Fundado há mais de dois séculos pelas famílias Ferreira, Lopes e Mendanha, o Quilombo São Domingos, a menos de 4 km de Paracatu, no Noroeste de Minas, foi inserido oficialmente no mapa do Afroturismo em Minas Gerais.
Na última quinta-feira (23) foi lançado o catálogo de experiências turísticas da comunidade, que é reconhecida pela Fundação Palmares desde 2004. Antigamente conhecido como o “celeiro da cidade” por abastecer Paracatu com alimentos, hoje o quilombo é um polo de turismo regional.
Comunidade recebeu visitantes para o lançamento do catálogo
Ao todo, são 11 vivências imersivas para o visitante, unindo a história das famílias quilombolas com a rica gastronomia e cultura local. Entre as experiências estão a contação de histórias na Casa Museu; produção do açafrão e rapadura; visita à Fábrica de Biscoitos Ouro da Roça – onde são feitos o tradicional bolo Zumbi e o pão de queijo – e a confecção das máscaras da caretagem, celebração regional a São João Batista.
Empreendedorismo comunitário
O projeto foi desenvolvido a pedido da própria comunidade e contou com meses de consultoria do Sebrae Minas. “Eles já faziam o que fazem hoje, só não entendiam que isso era empreender dentro do Afroturismo. As experiências já existiam, a gente só chegou para ajudar na parte de planejamento, precificação e estruturação para que o mercado pudesse vir e vivenciar as atividades,” explicou Patrícia Rezende, analista de projetos do Sebrae.
Segundo Priscila Martins, consultora responsável pela criação do catálogo, o trabalho foi um “embrulho de presente” para as atividades que já são feitas com orgulho pelos moradores. "É perceptível o quanto eles avançaram. O projeto tem dado frutos para fortalecer a comunidade e colocá-los em destaque dentro do turismo no município”, enfatizou à Itatiaia.
Máscara da caretagem, celebração a São João Batista
Umas das experiência é a confecção das máscaras da caretagem, guiada por dona Cristina Coutrim, de 86 anos. Nascida no quilombo, ela é neta de um dos escravos que fundaram a comunidade.
Dona Cristina Coutrim, de 86 anos
Para ela, confeccionar as máscaras e ensinar os turistas é uma forma de perpetuar a tradição. “Eu amo trabalhar com todo tipo de artesanato e principalmente com as máscaras que eu sei que é para a festa da nossa comunidade, que é uma festa muito animada. Fico muito feliz de hoje estar sendo divulgado o trabalho, estamos na luta para não deixar morrer nossas tradições que vem dos nossos ancestrais”, afirmou dona Cristina.

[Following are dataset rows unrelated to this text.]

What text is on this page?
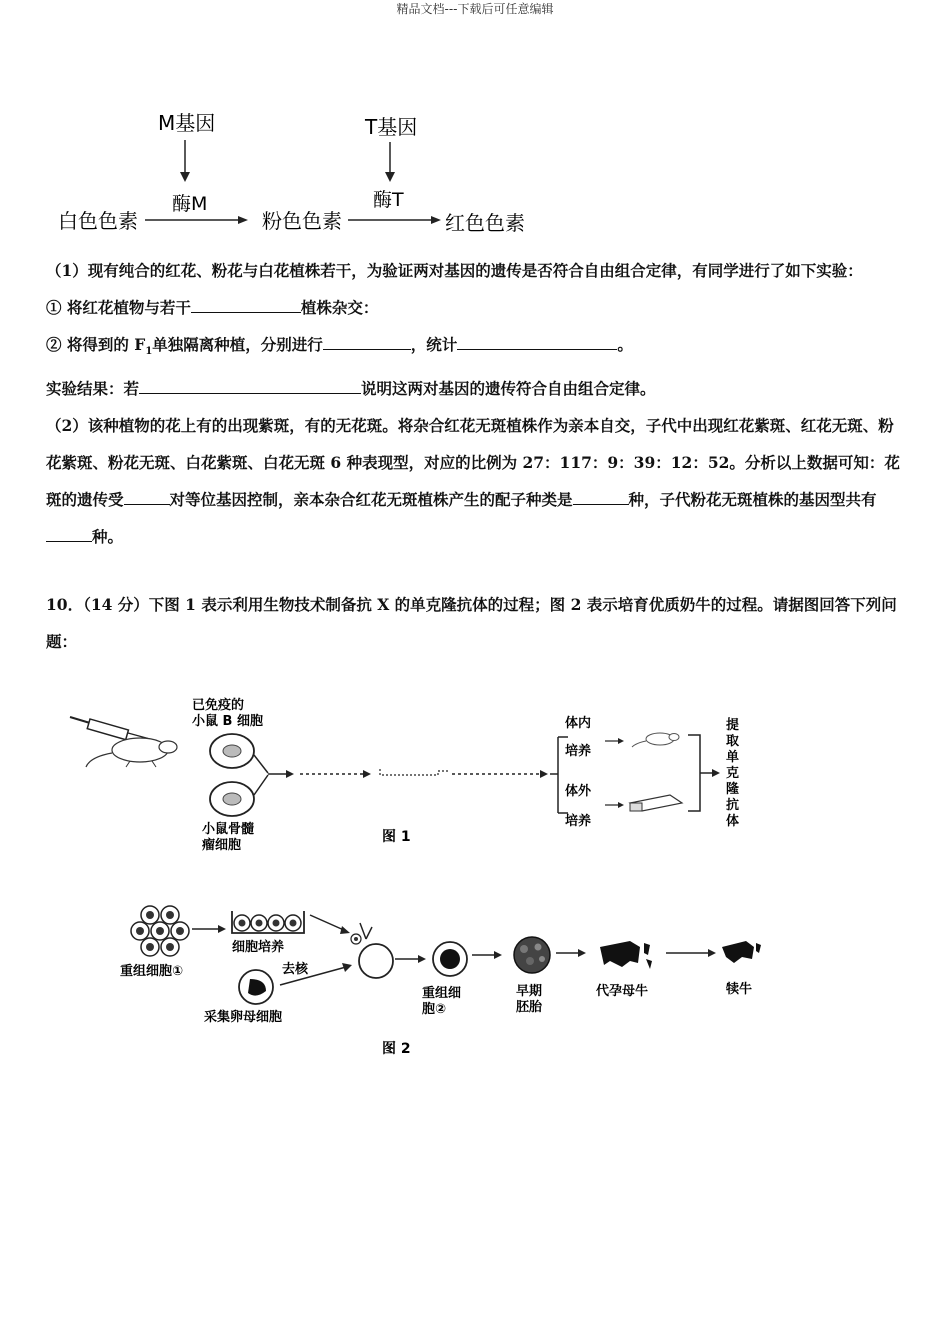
精品文档---下载后可任意编辑
M基因
酶M
T基因
酶T
白色色素	粉色色素	红色色素

（1）现有纯合的红花、粉花与白花植株若干，为验证两对基因的遗传是否符合自由组合定律，有同学进行了如下实验：

① 将红花植物与若干	植株杂交：

② 将得到的 $F_1$单独隔离种植，分别进行	，统计	。

实验结果：若	说明这两对基因的遗传符合自由组合定律。

（2）该种植物的花上有的出现紫斑，有的无花斑。将杂合红花无斑植株作为亲本自交，子代中出现红花紫斑、红花无斑、粉花紫斑、粉花无斑、白花紫斑、白花无斑 6 种表现型，对应的比例为 27：117：9：39：12：52。分析以上数据可知：花斑的遗传受	对等位基因控制，亲本杂合红花无斑植株产生的配子种类是	种，子代粉花无斑植株的基因型共有种。

10．（14 分）下图 1 表示利用生物技术制备抗 X 的单克隆抗体的过程；图 2 表示培育优质奶牛的过程。请据图回答下列问题：

已免疫的
小鼠 B 细胞
小鼠骨髓
瘤细胞
体内
培养
体外
培养
提
取
单
克
隆
抗
体
图 1
重组细胞①
细胞培养
去核
采集卵母细胞
重组细
胞②
早期
胚胎
代孕母牛	犊牛
图 2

Confecção da mascara da caretagem
A festa acontece anualmente no dia 23 de junho, dia de São João Batista, e é caracterizada por danças com as máscaras feitas à mão, trajes coloridos, música e muita comida.

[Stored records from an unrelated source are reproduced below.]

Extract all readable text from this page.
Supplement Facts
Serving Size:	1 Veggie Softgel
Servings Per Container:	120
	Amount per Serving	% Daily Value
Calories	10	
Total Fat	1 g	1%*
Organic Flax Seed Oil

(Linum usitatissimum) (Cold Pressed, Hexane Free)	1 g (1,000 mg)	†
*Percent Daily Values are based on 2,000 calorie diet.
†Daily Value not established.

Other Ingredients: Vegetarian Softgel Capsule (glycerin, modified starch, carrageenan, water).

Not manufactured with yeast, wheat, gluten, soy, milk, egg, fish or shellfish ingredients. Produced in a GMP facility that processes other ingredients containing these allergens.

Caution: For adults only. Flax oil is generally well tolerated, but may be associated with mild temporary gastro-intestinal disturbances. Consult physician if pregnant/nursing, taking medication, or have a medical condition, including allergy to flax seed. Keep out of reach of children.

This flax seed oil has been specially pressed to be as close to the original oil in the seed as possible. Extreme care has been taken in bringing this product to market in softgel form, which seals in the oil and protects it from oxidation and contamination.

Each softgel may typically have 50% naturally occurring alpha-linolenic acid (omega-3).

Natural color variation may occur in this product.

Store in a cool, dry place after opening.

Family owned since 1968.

“A nossa dança surgiu como o divertimento, para alegrar um pouco após o trabalho tão pesado. Então, dava à noite de São João e eles iam dançar”, contou Cristina à reportagem.
A dança é exclusivamente praticada por homens. Na coreografia participam 24 integrantes, divididos em 12 damas (homens vestidos de mulher) e 12 cavaleiros. A comunidade também abre espaço para as crianças participarem.
Bolo Zumbi e pão de queijo: símbolos da gastronomia
Filha de dona Cristina, Irene coordena a Fábrica de Biscoitos Ouro da Roça no quilombo, onde são produzidas duas iguarias tradicionais da região.
Feito com rapadura do quilombo, fubá torrado e um toque de queijo, o bolo Zumbi é símbolo de resistência na comunidade.
“O bolo Zumbi ele é tão rico e ninguém dava nada para esse bolo. Ele já fez coisa na minha vida que ninguém nunca imaginou. É um bolo cheio de afeto, cheio de amor, cheio de carinho e de onde gera renda. Eu apresentei esse bolo e já fui contemplada em projetos como na Fundação Cultural Palmares e prêmio Pnab”, contou a coordenadora Irene dos Reis de Oliveira.
Bolo Zumbi e pão de queijo com receita única
Na fábrica também é feito pão de queijo, mas com uma receita única da região. Enquanto em muitos lugares a massa passa pelo processo de escaldamento, onde líquido quente é incorporado aos ingredientes, em Paracatu o preparo é diferente.
O pão de queijo de Paracatu é feito com massa crua, sem o choque do leite, óleo e água fervente, além de usar o queijo curado. Desde 2015, o “modo de se fazer o pão de queijo” é patrimônio imaterial município.